Il nubiano gli porse un sacchetto.

— Qui vi sono cento talleri, disse Takir. Domani a sera verrò colla mia padrona al tugul e ne avrai altrettanti.

— Che Allàh ti conservi, Takir.

— Che il Profeta ti guardi.

Il ribelle s’allontanò correndo come un’antilope. Takir, dopo esser rimasto qualche minuto immobile, pensieroso, volse i suoi passi verso il campo mettendosi il fucile in ispalla.

Non aveva percorso ancora dieci metri che un colpo di pistola partiva dalla macchia di acacie. Il nubiano fece un salto gigantesco gettando un ruggito di dolore e cadde a terra con una gamba spezzata da una palla. Prima che potesse risollevarsi o porsi sulla difensiva, Omar gli ruinava addosso coll’jatagan in pugno.

— Guardami in volto, Takir! gli urlò agli orecchi lo schiavo di Abd-el-Kerim.

— Omar! esclamò con profondo terrore il nubiano.

— Sì, proprio Omar, venuto al campo per vendicare l’infelice Fathma!

— Grazia!… balbettò Takir che si sentì agghiacciare il sangue. Grazia, Omar.

Il negro lo guardò con profondo disprezzo.

— Ah! Tu hai paura della morte, gli disse sogghignando.

— Sono giovane per morire. Lasciami la vita e io sarò tuo schiavo.

— Vigliacco!… Odimi, Takir: tu puoi riscattare la vita rispondendo alle domande che ti farò ed eseguendo quello che ti ordinerò.

— Sono pronto a ubbidirti, ma lasciami la vita. La morte mi fa paura.

— Sta bene. Dimmi innanzi a tutto come Abd-el-Kerim cadde prigioniero.

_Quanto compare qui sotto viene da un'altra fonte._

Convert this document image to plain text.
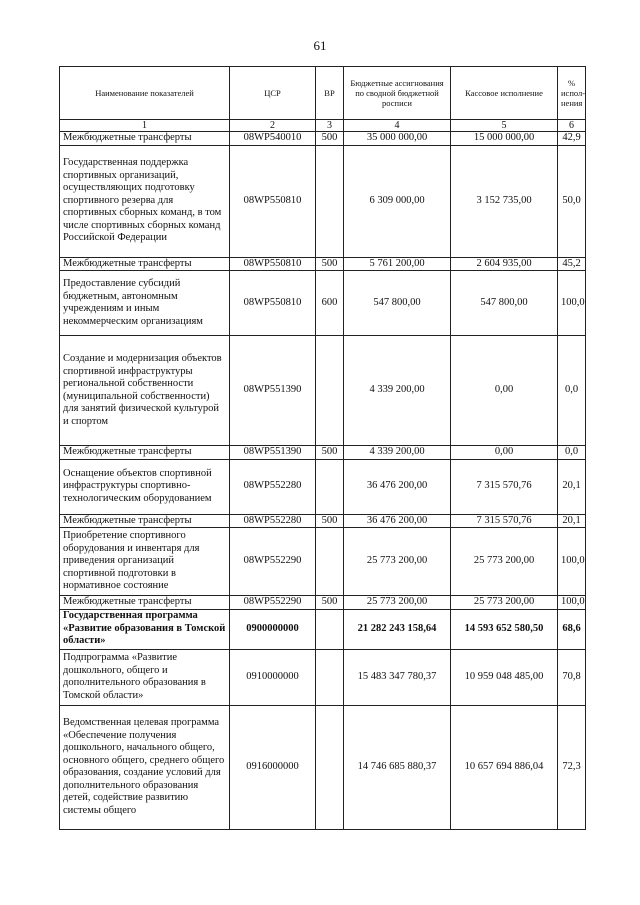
61
Наименование показателей	ЦСР	ВР	Бюджетные ассигнования по сводной бюджетной росписи	Кассовое исполнение	% испол-нения
1	2	3	4	5	6
Межбюджетные трансферты	08WP540010	500	35 000 000,00	15 000 000,00	42,9
Государственная поддержка спортивных организаций, осуществляющих подготовку спортивного резерва для спортивных сборных команд, в том числе спортивных сборных команд Российской Федерации	08WP550810		6 309 000,00	3 152 735,00	50,0
Межбюджетные трансферты	08WP550810	500	5 761 200,00	2 604 935,00	45,2
Предоставление субсидий бюджетным, автономным учреждениям и иным некоммерческим организациям	08WP550810	600	547 800,00	547 800,00	100,0
Создание и модернизация объектов спортивной инфраструктуры региональной собственности (муниципальной собственности) для занятий физической культурой и спортом	08WP551390		4 339 200,00	0,00	0,0
Межбюджетные трансферты	08WP551390	500	4 339 200,00	0,00	0,0
Оснащение объектов спортивной инфраструктуры спортивно-технологическим оборудованием	08WP552280		36 476 200,00	7 315 570,76	20,1
Межбюджетные трансферты	08WP552280	500	36 476 200,00	7 315 570,76	20,1
Приобретение спортивного оборудования и инвентаря для приведения организаций спортивной подготовки в нормативное состояние	08WP552290		25 773 200,00	25 773 200,00	100,0
Межбюджетные трансферты	08WP552290	500	25 773 200,00	25 773 200,00	100,0
Государственная программа «Развитие образования в Томской области»	0900000000		21 282 243 158,64	14 593 652 580,50	68,6
Подпрограмма «Развитие дошкольного, общего и дополнительного образования в Томской области»	0910000000		15 483 347 780,37	10 959 048 485,00	70,8
Ведомственная целевая программа «Обеспечение получения дошкольного, начального общего, основного общего, среднего общего образования, создание условий для дополнительного образования детей, содействие развитию системы общего	0916000000		14 746 685 880,37	10 657 694 886,04	72,3
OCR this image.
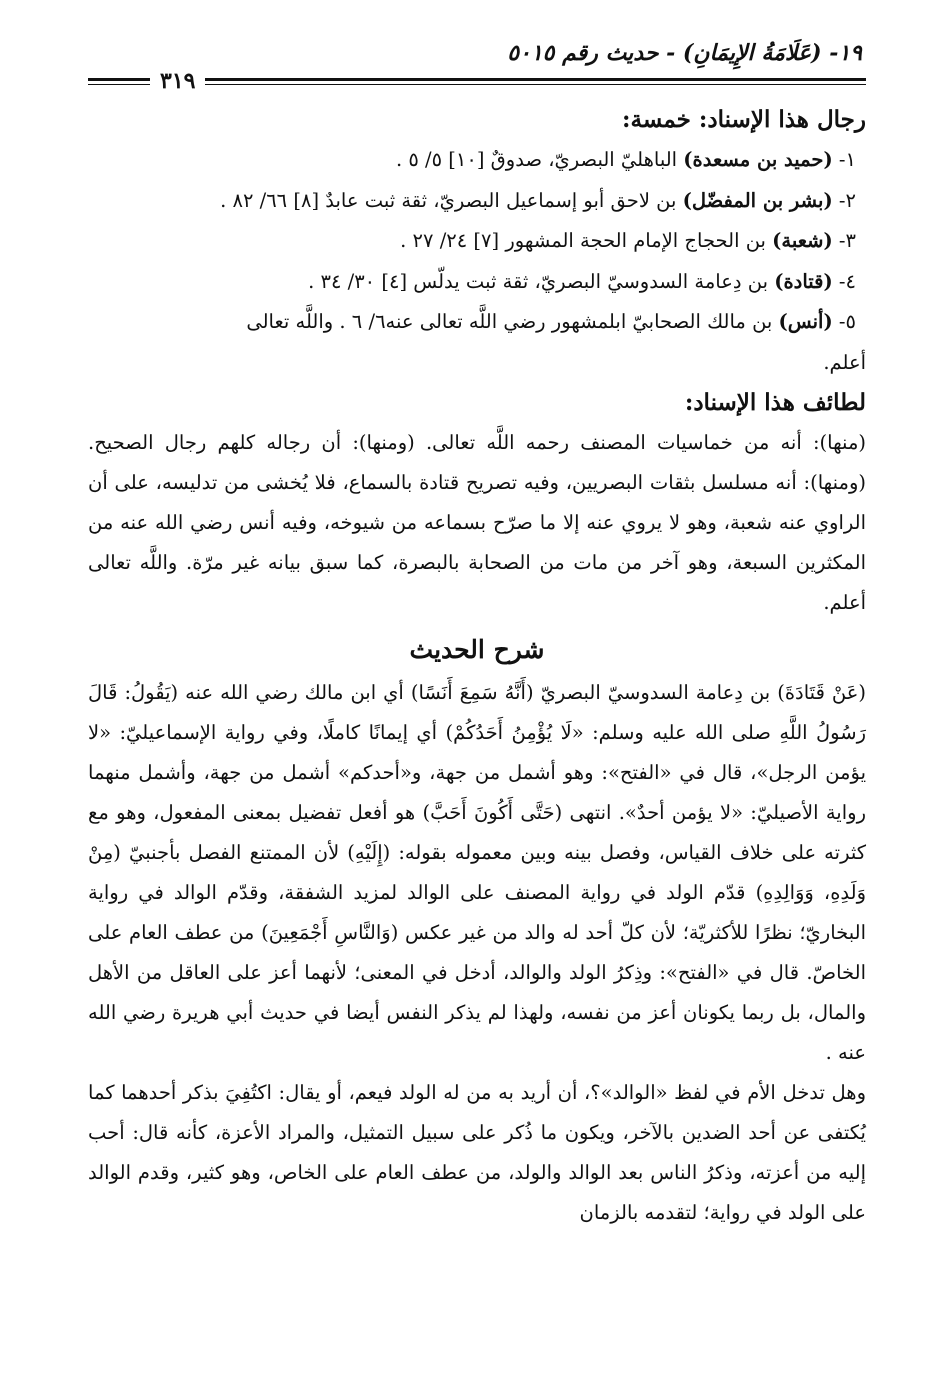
١٩- (عَلَامَةُ الإِيمَانِ) - حديث رقم ٥٠١٥
٣١٩
رجال هذا الإسناد: خمسة:

١- (حميد بن مسعدة) الباهليّ البصريّ، صدوقٌ [١٠] ٥/ ٥ .

٢- (بشر بن المفضّل) بن لاحق أبو إسماعيل البصريّ، ثقة ثبت عابدٌ [٨] ٦٦/ ٨٢ .

٣- (شعبة) بن الحجاج الإمام الحجة المشهور [٧] ٢٤/ ٢٧ .

٤- (قتادة) بن دِعامة السدوسيّ البصريّ، ثقة ثبت يدلّس [٤] ٣٠/ ٣٤ .

٥- (أنس) بن مالك الصحابيّ ابلمشهور رضي اللَّه تعالى عنه٦/ ٦ . واللَّه تعالى

أعلم.

لطائف هذا الإسناد:

(منها): أنه من خماسيات المصنف رحمه اللَّه تعالى. (ومنها): أن رجاله كلهم رجال الصحيح. (ومنها): أنه مسلسل بثقات البصريين، وفيه تصريح قتادة بالسماع، فلا يُخشى من تدليسه، على أن الراوي عنه شعبة، وهو لا يروي عنه إلا ما صرّح بسماعه من شيوخه، وفيه أنس رضي الله عنه من المكثرين السبعة، وهو آخر من مات من الصحابة بالبصرة، كما سبق بيانه غير مرّة. واللَّه تعالى أعلم.

شرح الحديث

(عَنْ قَتَادَةَ) بن دِعامة السدوسيّ البصريّ (أَنَّهُ سَمِعَ أَنَسًا) أي ابن مالك رضي الله عنه (يَقُولُ: قَالَ رَسُولُ اللَّهِ صلى الله عليه وسلم: «لَا يُؤْمِنُ أَحَدُكُمْ) أي إيمانًا كاملًا، وفي رواية الإسماعيليّ: «لا يؤمن الرجل»، قال في «الفتح»: وهو أشمل من جهة، و«أحدكم» أشمل من جهة، وأشمل منهما رواية الأصيليّ: «لا يؤمن أحدٌ». انتهى (حَتَّى أَكُونَ أَحَبَّ) هو أفعل تفضيل بمعنى المفعول، وهو مع كثرته على خلاف القياس، وفصل بينه وبين معموله بقوله: (إِلَيْهِ) لأن الممتنع الفصل بأجنبيّ (مِنْ وَلَدِهِ، وَوَالِدِهِ) قدّم الولد في رواية المصنف على الوالد لمزيد الشفقة، وقدّم الوالد في رواية البخاريّ؛ نظرًا للأكثريّة؛ لأن كلّ أحد له والد من غير عكس (وَالنَّاسِ أَجْمَعِينَ) من عطف العام على الخاصّ. قال في «الفتح»: وذِكرُ الولد والوالد، أدخل في المعنى؛ لأنهما أعز على العاقل من الأهل والمال، بل ربما يكونان أعز من نفسه، ولهذا لم يذكر النفس أيضا في حديث أبي هريرة رضي الله عنه .

وهل تدخل الأم في لفظ «الوالد»؟، أن أريد به من له الولد فيعم، أو يقال: اكتُفِيَ بذكر أحدهما كما يُكتفى عن أحد الضدين بالآخر، ويكون ما ذُكر على سبيل التمثيل، والمراد الأعزة، كأنه قال: أحب إليه من أعزته، وذكرُ الناس بعد الوالد والولد، من عطف العام على الخاص، وهو كثير، وقدم الوالد على الولد في رواية؛ لتقدمه بالزمان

— Fu preso mentre eseguiva una ricognizione nei dintorni di El-Duêm,

— Che ne fu del capitano Hassarn?

— I ribelli gli tagliarono il capo.

— Cosa sei venuto a fare qui? Ti ho veduto parlare con un ribelle.

— Voleva sapere se Abd-el-Kerim era vivo o morto.

— Tanto interessa a te il saperlo? chiese ironicamente Omar.

— Non a me, ma alla mia padrona.

— A Elenka? Dove trovasi questa donna? Dove ha la sua tenda?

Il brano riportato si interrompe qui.